The NHS spends huge amounts treating patients who no longer need to be in hospital. But finally, housing services are beginning to tackle this growing problem. By Helen Rowbottom
Every day thousands of people are stuck in hospital who don’t need to be there. Every unnecessary extra day a person spends in hospital adds to their recovery time. As well as a huge personal cost for individuals, these delays have a significant financial cost for the NHS.
There were 456,447 delayed days due to people awaiting a care package in their own home in 2016-17
The National Audit Office estimates that the NHS spends around £820m a year treating older patients who no longer need to be in hospital. There were 456,447 delayed days due to people awaiting a care package in their own home in 2016-17 – a huge increase of 45.3% on the previous year. It’s the biggest cause of delay, although still only accounts for one-fifth of total delays.
And this is only likely to get worse given the predicted surge in the population of older people over the coming years, and the massive increase in demand for both NHS and social care services this will bring.
Homes from home
Delays can happen for any number of reasons. Some people might be waiting for the care package mentioned above so they can return home or for adaptations to be made in their home. Others may not have a safe home to go back to at all.
These are problems that can be fixed. Housing associations can provide the link needed to ensure people are supported out of hospital into a suitable home with the right support.
This support can come in many different shapes and sizes, with solutions tailored to fit specific needs. It could include providing a temporary home for people who cannot return to their own home immediately. It might be seconding staff to a local hospital discharge team to ensure people have the right support to move home, or to help people find a new home if where they were staying before is no longer suitable.
These seemingly small, fairly inexpensive initiatives can have a huge impact on people’s lives and relieve some of the pressure on increasingly stretched health services.
An innovative intervention
I recently visited Look Ahead’s innovative HAWK service at the Bethlem Royal Hospital in Croydon, South London. This service is an example of a small intervention that is having a big impact.
Two Housing and Advice Workers (HAWKs) are based at the hospital and work with patients who are identified as having housing problems that might prevent them from returning home when they’re well enough to leave hospital.
This pilot scheme is only in its first year but it’s already having a significant impact. Housing and Advice Workers provide the kind of specialist advocacy and support that nurses and doctors simply don’t have the time or specialist knowledge to do. This could include negotiating with a local authority to secure support with housing, attending viewings with people to help them find somewhere in the private rented sector or helping someone to access supported housing.
There is potential to greatly increase the scale and scope of housing association involvement to ensure support reaches everyone who needs it.
Without this support, patients would end up in hospital for longer than they need to be and would be much more likely to find themselves readmitted to hospital as a result of living in unsuitable housing without the support they need to get better.

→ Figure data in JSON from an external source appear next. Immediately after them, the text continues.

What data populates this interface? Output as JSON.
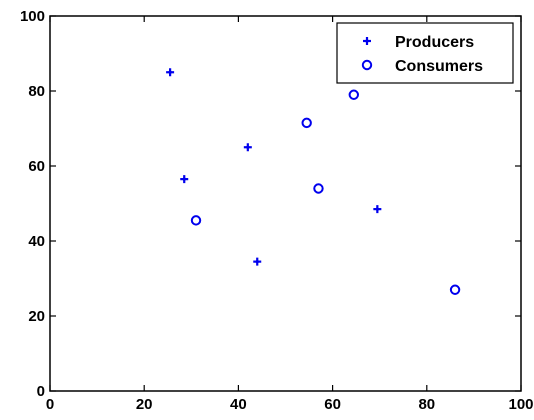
{
  "colors": {
    "marker": "#0000ee",
    "axis": "#000000",
    "background": "#ffffff"
  },
  "chart_data": {
    "type": "scatter",
    "title": "",
    "xlabel": "",
    "ylabel": "",
    "xlim": [
      0,
      100
    ],
    "ylim": [
      0,
      100
    ],
    "x_ticks": [
      0,
      20,
      40,
      60,
      80,
      100
    ],
    "y_ticks": [
      0,
      20,
      40,
      60,
      80,
      100
    ],
    "x_tick_labels": [
      "0",
      "20",
      "40",
      "60",
      "80",
      "100"
    ],
    "y_tick_labels": [
      "0",
      "20",
      "40",
      "60",
      "80",
      "100"
    ],
    "grid": false,
    "legend_position": "top-right",
    "series": [
      {
        "name": "Producers",
        "marker": "plus",
        "points": [
          {
            "x": 25.5,
            "y": 85
          },
          {
            "x": 28.5,
            "y": 56.5
          },
          {
            "x": 42,
            "y": 65
          },
          {
            "x": 44,
            "y": 34.5
          },
          {
            "x": 69.5,
            "y": 48.5
          }
        ]
      },
      {
        "name": "Consumers",
        "marker": "circle",
        "points": [
          {
            "x": 31,
            "y": 45.5
          },
          {
            "x": 54.5,
            "y": 71.5
          },
          {
            "x": 57,
            "y": 54
          },
          {
            "x": 64.5,
            "y": 79
          },
          {
            "x": 86,
            "y": 27
          }
        ]
      }
    ]
  }
}
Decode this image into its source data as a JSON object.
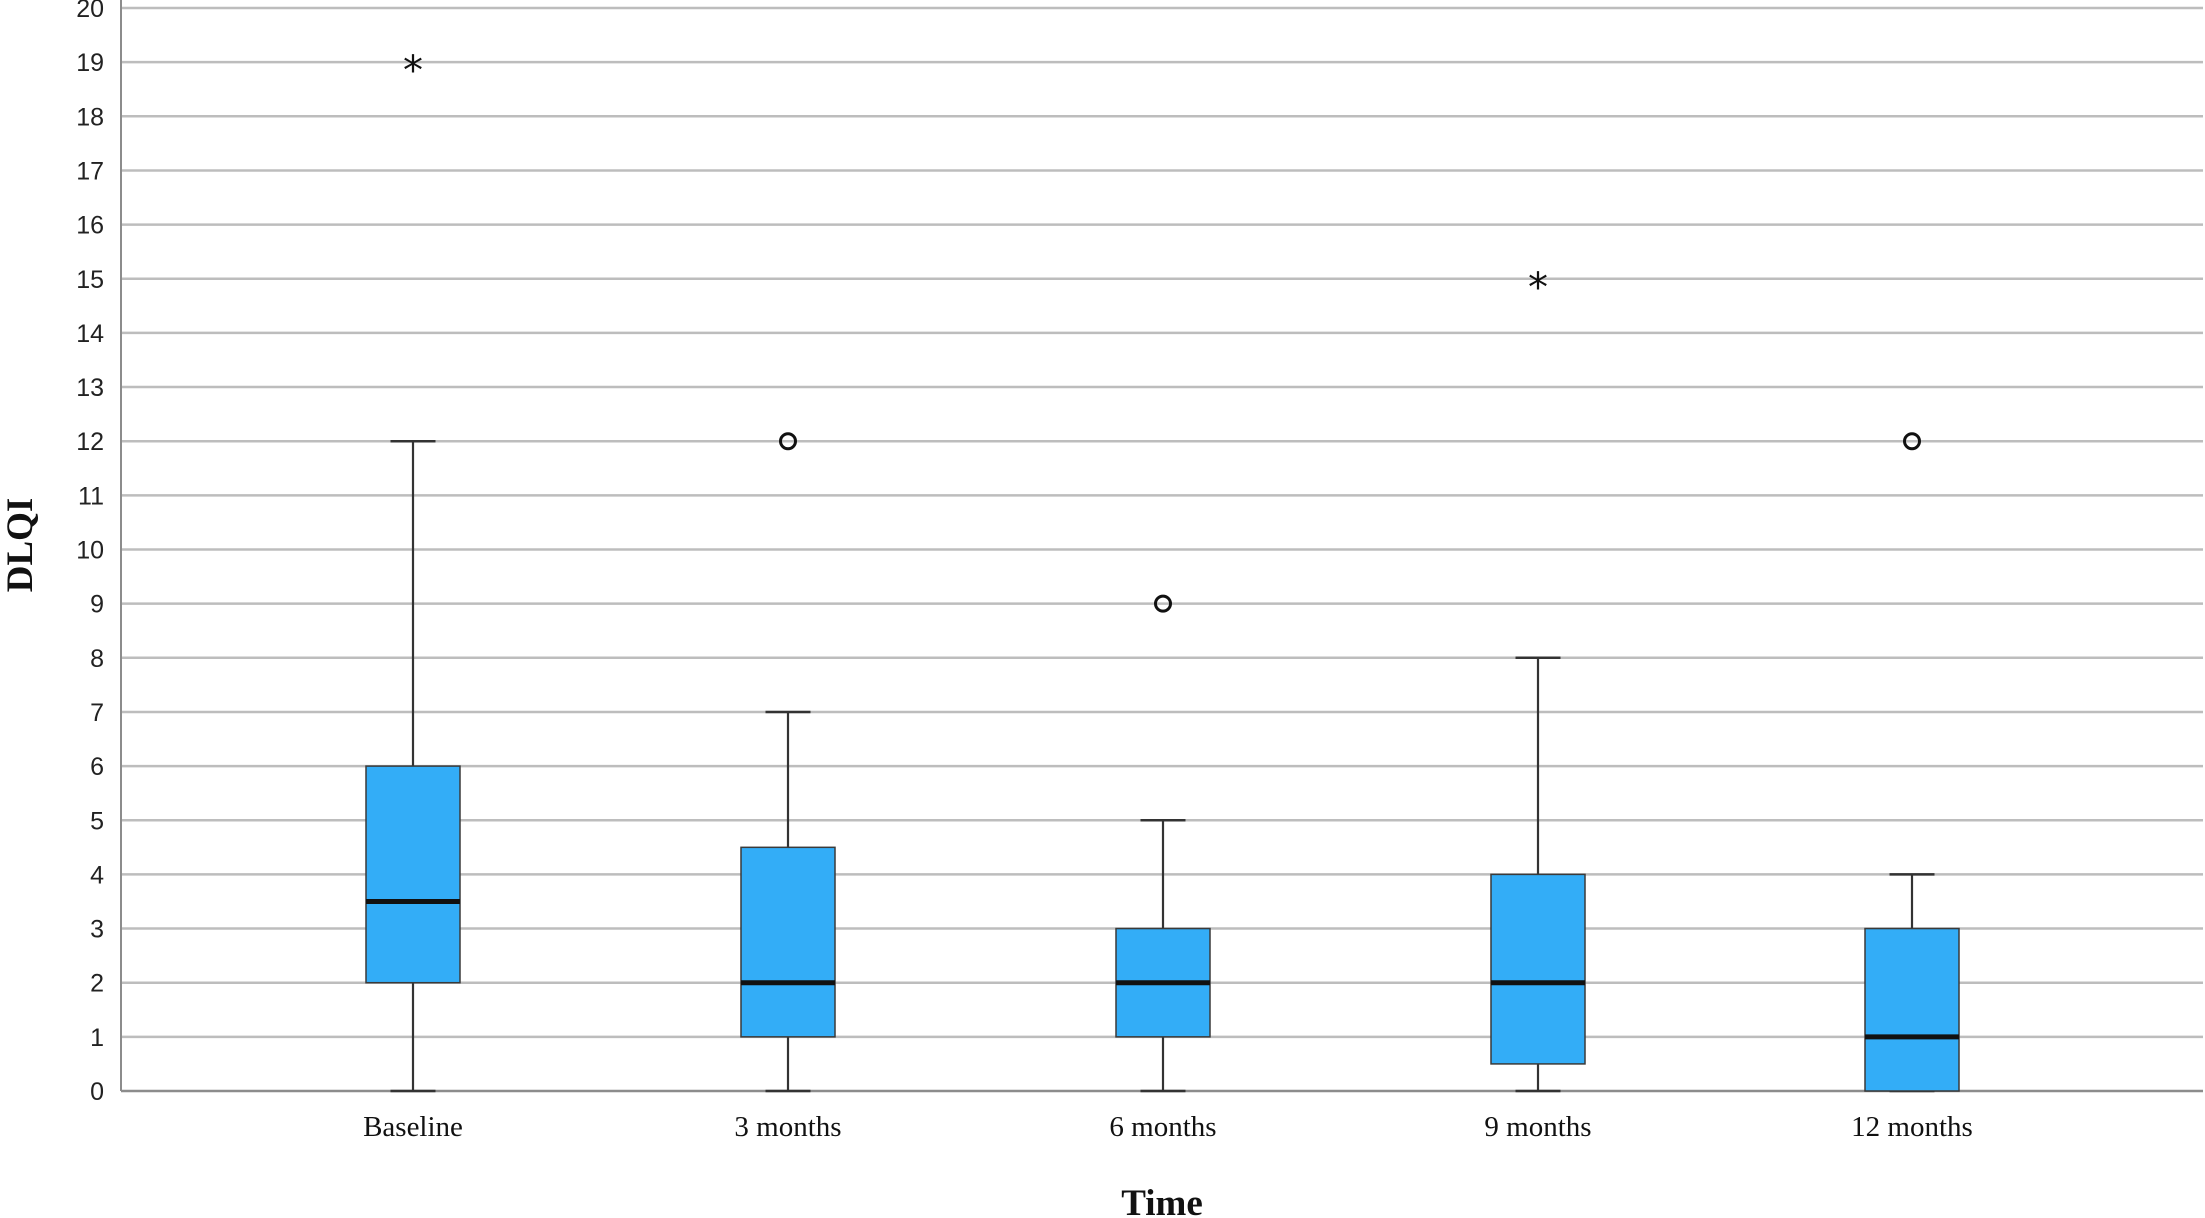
{
  "chart_data": {
    "type": "boxplot",
    "xlabel": "Time",
    "ylabel": "DLQI",
    "ylim": [
      0,
      20
    ],
    "yticks": [
      0,
      1,
      2,
      3,
      4,
      5,
      6,
      7,
      8,
      9,
      10,
      11,
      12,
      13,
      14,
      15,
      16,
      17,
      18,
      19,
      20
    ],
    "grid": true,
    "box_color": "#33adf7",
    "categories": [
      "Baseline",
      "3 months",
      "6 months",
      "9 months",
      "12 months"
    ],
    "boxes": [
      {
        "category": "Baseline",
        "whisker_low": 0,
        "q1": 2,
        "median": 3.5,
        "q3": 6,
        "whisker_high": 12,
        "outliers": [
          {
            "value": 19,
            "marker": "extreme"
          }
        ]
      },
      {
        "category": "3 months",
        "whisker_low": 0,
        "q1": 1,
        "median": 2,
        "q3": 4.5,
        "whisker_high": 7,
        "outliers": [
          {
            "value": 12,
            "marker": "circle"
          }
        ]
      },
      {
        "category": "6 months",
        "whisker_low": 0,
        "q1": 1,
        "median": 2,
        "q3": 3,
        "whisker_high": 5,
        "outliers": [
          {
            "value": 9,
            "marker": "circle"
          }
        ]
      },
      {
        "category": "9 months",
        "whisker_low": 0,
        "q1": 0.5,
        "median": 2,
        "q3": 4,
        "whisker_high": 8,
        "outliers": [
          {
            "value": 15,
            "marker": "extreme"
          }
        ]
      },
      {
        "category": "12 months",
        "whisker_low": 0,
        "q1": 0,
        "median": 1,
        "q3": 3,
        "whisker_high": 4,
        "outliers": [
          {
            "value": 12,
            "marker": "circle"
          }
        ]
      }
    ]
  }
}
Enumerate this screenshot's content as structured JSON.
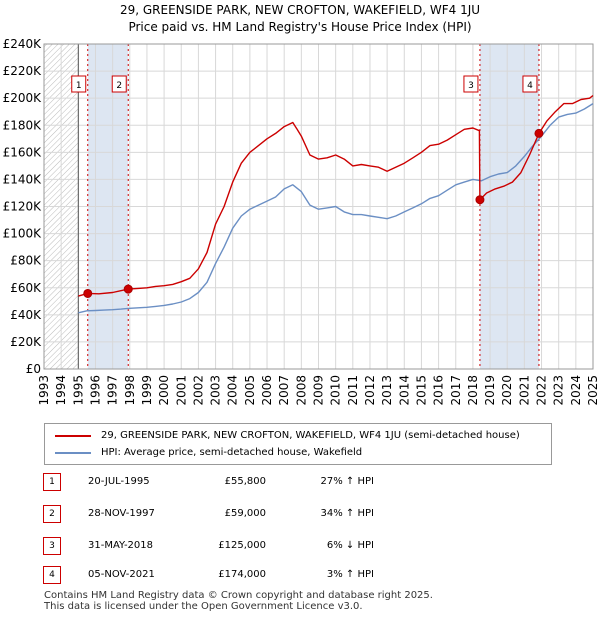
{
  "title_line1": "29, GREENSIDE PARK, NEW CROFTON, WAKEFIELD, WF4 1JU",
  "title_line2": "Price paid vs. HM Land Registry's House Price Index (HPI)",
  "colors": {
    "property": "#cc0000",
    "hpi": "#6b8fc4",
    "shade": "#dde6f2",
    "grid": "#d8d8d8"
  },
  "chart_data": {
    "type": "line",
    "xlim": [
      1993,
      2025
    ],
    "ylim": [
      0,
      240000
    ],
    "y_ticks": [
      {
        "value": 0,
        "label": "£0"
      },
      {
        "value": 20000,
        "label": "£20K"
      },
      {
        "value": 40000,
        "label": "£40K"
      },
      {
        "value": 60000,
        "label": "£60K"
      },
      {
        "value": 80000,
        "label": "£80K"
      },
      {
        "value": 100000,
        "label": "£100K"
      },
      {
        "value": 120000,
        "label": "£120K"
      },
      {
        "value": 140000,
        "label": "£140K"
      },
      {
        "value": 160000,
        "label": "£160K"
      },
      {
        "value": 180000,
        "label": "£180K"
      },
      {
        "value": 200000,
        "label": "£200K"
      },
      {
        "value": 220000,
        "label": "£220K"
      },
      {
        "value": 240000,
        "label": "£240K"
      }
    ],
    "x_ticks": [
      "1993",
      "1994",
      "1995",
      "1996",
      "1997",
      "1998",
      "1999",
      "2000",
      "2001",
      "2002",
      "2003",
      "2004",
      "2005",
      "2006",
      "2007",
      "2008",
      "2009",
      "2010",
      "2011",
      "2012",
      "2013",
      "2014",
      "2015",
      "2016",
      "2017",
      "2018",
      "2019",
      "2020",
      "2021",
      "2022",
      "2023",
      "2024",
      "2025"
    ],
    "hatched_until": 1995.0,
    "shaded_ranges": [
      [
        1995.55,
        1997.91
      ],
      [
        2018.41,
        2021.85
      ]
    ],
    "series": [
      {
        "name": "29, GREENSIDE PARK, NEW CROFTON, WAKEFIELD, WF4 1JU (semi-detached house)",
        "color": "#cc0000",
        "x": [
          1995.0,
          1995.55,
          1996.2,
          1997.0,
          1997.91,
          1998.5,
          1999.0,
          1999.5,
          2000.0,
          2000.5,
          2001.0,
          2001.5,
          2002.0,
          2002.5,
          2003.0,
          2003.5,
          2004.0,
          2004.5,
          2005.0,
          2005.5,
          2006.0,
          2006.5,
          2007.0,
          2007.5,
          2007.75,
          2008.0,
          2008.5,
          2009.0,
          2009.5,
          2010.0,
          2010.5,
          2011.0,
          2011.5,
          2012.0,
          2012.5,
          2013.0,
          2013.5,
          2014.0,
          2014.5,
          2015.0,
          2015.5,
          2016.0,
          2016.5,
          2017.0,
          2017.5,
          2018.0,
          2018.38,
          2018.41,
          2018.8,
          2019.3,
          2019.8,
          2020.3,
          2020.8,
          2021.3,
          2021.85,
          2022.3,
          2022.8,
          2023.3,
          2023.8,
          2024.3,
          2024.8,
          2025.0
        ],
        "values": [
          53800,
          55800,
          55500,
          56500,
          59000,
          59500,
          60000,
          61000,
          61500,
          62500,
          64500,
          67000,
          74000,
          86000,
          107000,
          120000,
          138000,
          152000,
          160000,
          165000,
          170000,
          174000,
          179000,
          182000,
          177000,
          172000,
          158000,
          155000,
          156000,
          158000,
          155000,
          150000,
          151000,
          150000,
          149000,
          146000,
          149000,
          152000,
          156000,
          160000,
          165000,
          166000,
          169000,
          173000,
          177000,
          178000,
          176000,
          125000,
          130000,
          133000,
          135000,
          138000,
          145000,
          158000,
          174000,
          183000,
          190000,
          196000,
          196000,
          199000,
          200000,
          202000
        ]
      },
      {
        "name": "HPI: Average price, semi-detached house, Wakefield",
        "color": "#6b8fc4",
        "x": [
          1995.0,
          1995.5,
          1996.0,
          1996.5,
          1997.0,
          1997.5,
          1998.0,
          1998.5,
          1999.0,
          1999.5,
          2000.0,
          2000.5,
          2001.0,
          2001.5,
          2002.0,
          2002.5,
          2003.0,
          2003.5,
          2004.0,
          2004.5,
          2005.0,
          2005.5,
          2006.0,
          2006.5,
          2007.0,
          2007.5,
          2008.0,
          2008.5,
          2009.0,
          2009.5,
          2010.0,
          2010.5,
          2011.0,
          2011.5,
          2012.0,
          2012.5,
          2013.0,
          2013.5,
          2014.0,
          2014.5,
          2015.0,
          2015.5,
          2016.0,
          2016.5,
          2017.0,
          2017.5,
          2018.0,
          2018.5,
          2019.0,
          2019.5,
          2020.0,
          2020.5,
          2021.0,
          2021.5,
          2022.0,
          2022.5,
          2023.0,
          2023.5,
          2024.0,
          2024.5,
          2025.0
        ],
        "values": [
          41500,
          43000,
          43200,
          43500,
          43800,
          44200,
          44800,
          45200,
          45600,
          46200,
          47000,
          48000,
          49500,
          52000,
          56500,
          64000,
          78000,
          90000,
          104000,
          113000,
          118000,
          121000,
          124000,
          127000,
          133000,
          136000,
          131000,
          121000,
          118000,
          119000,
          120000,
          116000,
          114000,
          114000,
          113000,
          112000,
          111000,
          113000,
          116000,
          119000,
          122000,
          126000,
          128000,
          132000,
          136000,
          138000,
          140000,
          139000,
          142000,
          144000,
          145000,
          150000,
          157000,
          165000,
          172000,
          180000,
          186000,
          188000,
          189000,
          192000,
          196000
        ]
      }
    ],
    "transactions": [
      {
        "marker": "1",
        "x": 1995.55,
        "price": 55800
      },
      {
        "marker": "2",
        "x": 1997.91,
        "price": 59000
      },
      {
        "marker": "3",
        "x": 2018.41,
        "price": 125000
      },
      {
        "marker": "4",
        "x": 2021.85,
        "price": 174000
      }
    ]
  },
  "legend": {
    "property_label": "29, GREENSIDE PARK, NEW CROFTON, WAKEFIELD, WF4 1JU (semi-detached house)",
    "hpi_label": "HPI: Average price, semi-detached house, Wakefield"
  },
  "table": [
    {
      "num": "1",
      "date": "20-JUL-1995",
      "price": "£55,800",
      "hpi": "27% ↑ HPI"
    },
    {
      "num": "2",
      "date": "28-NOV-1997",
      "price": "£59,000",
      "hpi": "34% ↑ HPI"
    },
    {
      "num": "3",
      "date": "31-MAY-2018",
      "price": "£125,000",
      "hpi": "6% ↓ HPI"
    },
    {
      "num": "4",
      "date": "05-NOV-2021",
      "price": "£174,000",
      "hpi": "3% ↑ HPI"
    }
  ],
  "footer_line1": "Contains HM Land Registry data © Crown copyright and database right 2025.",
  "footer_line2": "This data is licensed under the Open Government Licence v3.0."
}
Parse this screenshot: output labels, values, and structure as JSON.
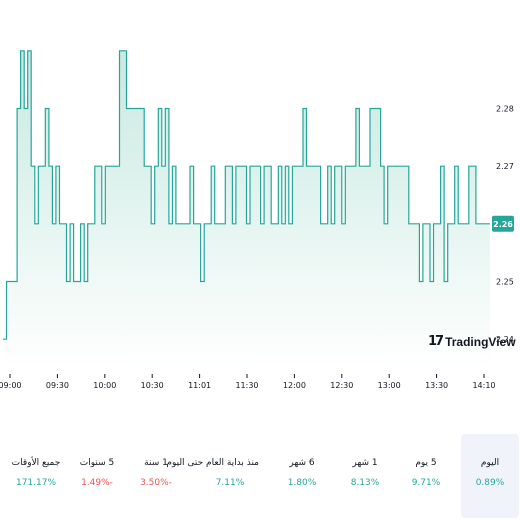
{
  "brand": {
    "logo_glyph": "17",
    "name": "TradingView"
  },
  "colors": {
    "line": "#26a69a",
    "fill_top": "#c8e9e1",
    "fill_bottom": "#ffffff",
    "up": "#26a69a",
    "down": "#ef5350"
  },
  "chart_data": {
    "type": "area",
    "series": [
      {
        "values": [
          2.24,
          2.25,
          2.25,
          2.25,
          2.28,
          2.29,
          2.28,
          2.29,
          2.27,
          2.26,
          2.27,
          2.27,
          2.28,
          2.27,
          2.26,
          2.27,
          2.26,
          2.26,
          2.25,
          2.26,
          2.25,
          2.25,
          2.26,
          2.25,
          2.26,
          2.26,
          2.27,
          2.27,
          2.26,
          2.27,
          2.27,
          2.27,
          2.27,
          2.29,
          2.29,
          2.28,
          2.28,
          2.28,
          2.28,
          2.28,
          2.27,
          2.27,
          2.26,
          2.27,
          2.28,
          2.27,
          2.28,
          2.26,
          2.27,
          2.26,
          2.26,
          2.26,
          2.26,
          2.27,
          2.26,
          2.26,
          2.25,
          2.26,
          2.26,
          2.27,
          2.26,
          2.26,
          2.26,
          2.27,
          2.27,
          2.26,
          2.27,
          2.27,
          2.27,
          2.26,
          2.27,
          2.27,
          2.27,
          2.26,
          2.27,
          2.27,
          2.26,
          2.26,
          2.27,
          2.26,
          2.27,
          2.26,
          2.27,
          2.27,
          2.27,
          2.28,
          2.27,
          2.27,
          2.27,
          2.27,
          2.26,
          2.26,
          2.27,
          2.26,
          2.27,
          2.27,
          2.26,
          2.27,
          2.27,
          2.27,
          2.28,
          2.27,
          2.27,
          2.27,
          2.28,
          2.28,
          2.28,
          2.27,
          2.26,
          2.27,
          2.27,
          2.27,
          2.27,
          2.27,
          2.27,
          2.26,
          2.26,
          2.26,
          2.25,
          2.26,
          2.26,
          2.25,
          2.26,
          2.26,
          2.27,
          2.25,
          2.26,
          2.26,
          2.27,
          2.26,
          2.26,
          2.26,
          2.27,
          2.27,
          2.26,
          2.26,
          2.26,
          2.26
        ]
      }
    ],
    "x_tick_labels": [
      "09:00",
      "09:30",
      "10:00",
      "10:30",
      "11:01",
      "11:30",
      "12:00",
      "12:30",
      "13:00",
      "13:30",
      "14:10"
    ],
    "y_tick_labels": [
      "2.28",
      "2.27",
      "2.26",
      "2.25",
      "2.24"
    ],
    "ylim": [
      2.235,
      2.295
    ],
    "last_price": "2.26",
    "grid": false
  },
  "performance": [
    {
      "label": "اليوم",
      "value": "0.89%",
      "direction": "up",
      "selected": true
    },
    {
      "label": "5 يوم",
      "value": "9.71%",
      "direction": "up",
      "selected": false
    },
    {
      "label": "1 شهر",
      "value": "8.13%",
      "direction": "up",
      "selected": false
    },
    {
      "label": "6 شهر",
      "value": "1.80%",
      "direction": "up",
      "selected": false
    },
    {
      "label": "منذ بداية العام حتى اليوم",
      "value": "7.11%",
      "direction": "up",
      "selected": false
    },
    {
      "label": "1 سنة",
      "value": "3.50%-",
      "direction": "down",
      "selected": false
    },
    {
      "label": "5 سنوات",
      "value": "1.49%-",
      "direction": "down",
      "selected": false
    },
    {
      "label": "جميع الأوقات",
      "value": "171.17%",
      "direction": "up",
      "selected": false
    }
  ]
}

There are many more examples from across the country of housing associations partnering with their local NHS Trust to help people out of hospital, back home and on the road to recovery.
Our new report, Home from hospital: How housing services are relieving pressure on the NHS, shines a spotlight on some of these services and demonstrates the significant amount they save the NHS.
There is potential to greatly increase the scale and scope of housing association involvement and contribution to end bed-blocking and ensure support reaches everyone who needs it. Housing associations are ready to work with health commissioners to find the best way of scaling up this work and, in the process, reducing pressure on vital but overstretched NHS resources.